The short video was only 30 seconds long but the message was detailed and pointedly against the people who supposedly do not allow Trump to "do his job." At the very end of the video, Trump can be heard declaring, "I am Donald Trump, and I approved this message." The promotional video was released over the weekend that involved white supremacist violence in Charlottesville, Virginia.
The campaign video was titled "Let President Trump Do His Job" and began with lambasting Democrats for "obstructing" Trump from performing as the leader of the United States. Senator Chuck Schumer of New York was the first figure in the video to be seen.

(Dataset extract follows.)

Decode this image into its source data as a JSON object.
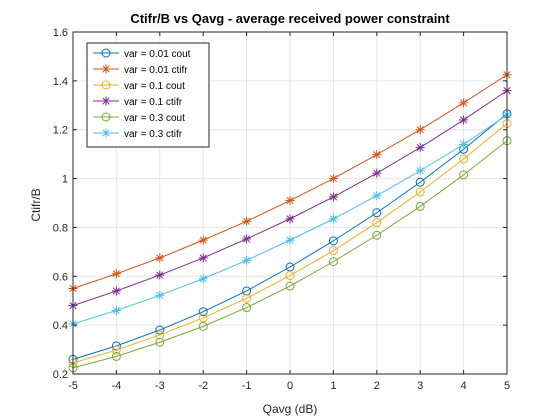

Followed by Schumer was a montage of prominent cable and network anchors such as Don Lemon, Chris Hayes, Rachel Maddow, Joe Scarborough, Mika Brzezinski, Jake Tapper, Brian Williams, and others. The unknown narrator in the video is heard claiming media was "attacking the president" while "career politicians" were "standing in the way of success."
The reelection campaign video also touted that Trump has added "one million" jobs to the American economy while also praising the president for bringing the unemployment rate to its "lowest since 2001." But economic analysts have noted in places like The Washington Post that there is actually no Trump bump to the national economy.
Observers have criticized the video, especially the time of its releasing as it took place over the very weekend that shocked Americans with unrest caused by a far-right white supremacist rally in Charlottesville.
The march took a fatal turn when authorities reported that three people were killed, including a young woman who was killed after a man plowed his car into a group of anti-racist protesters. Two state officers were also killed in a helicopter crash near the area.
In Bedminster, New Jersey, Trump issued a public statement on the unrest in Charlottesville, and said that there was violence "on many sides." But he was resoundingly criticized by both Republicans and Democrats for failing to explicitly denounce the main instigating force of tension at Saturday's rally: Nazis and white nationalists. It wouldn't be too far off to say that this reelection campaign video which calls journalists — not Nazis chanting "blood and soil" openly in public — his "enemies" is only bound to elicit more understandable backlash.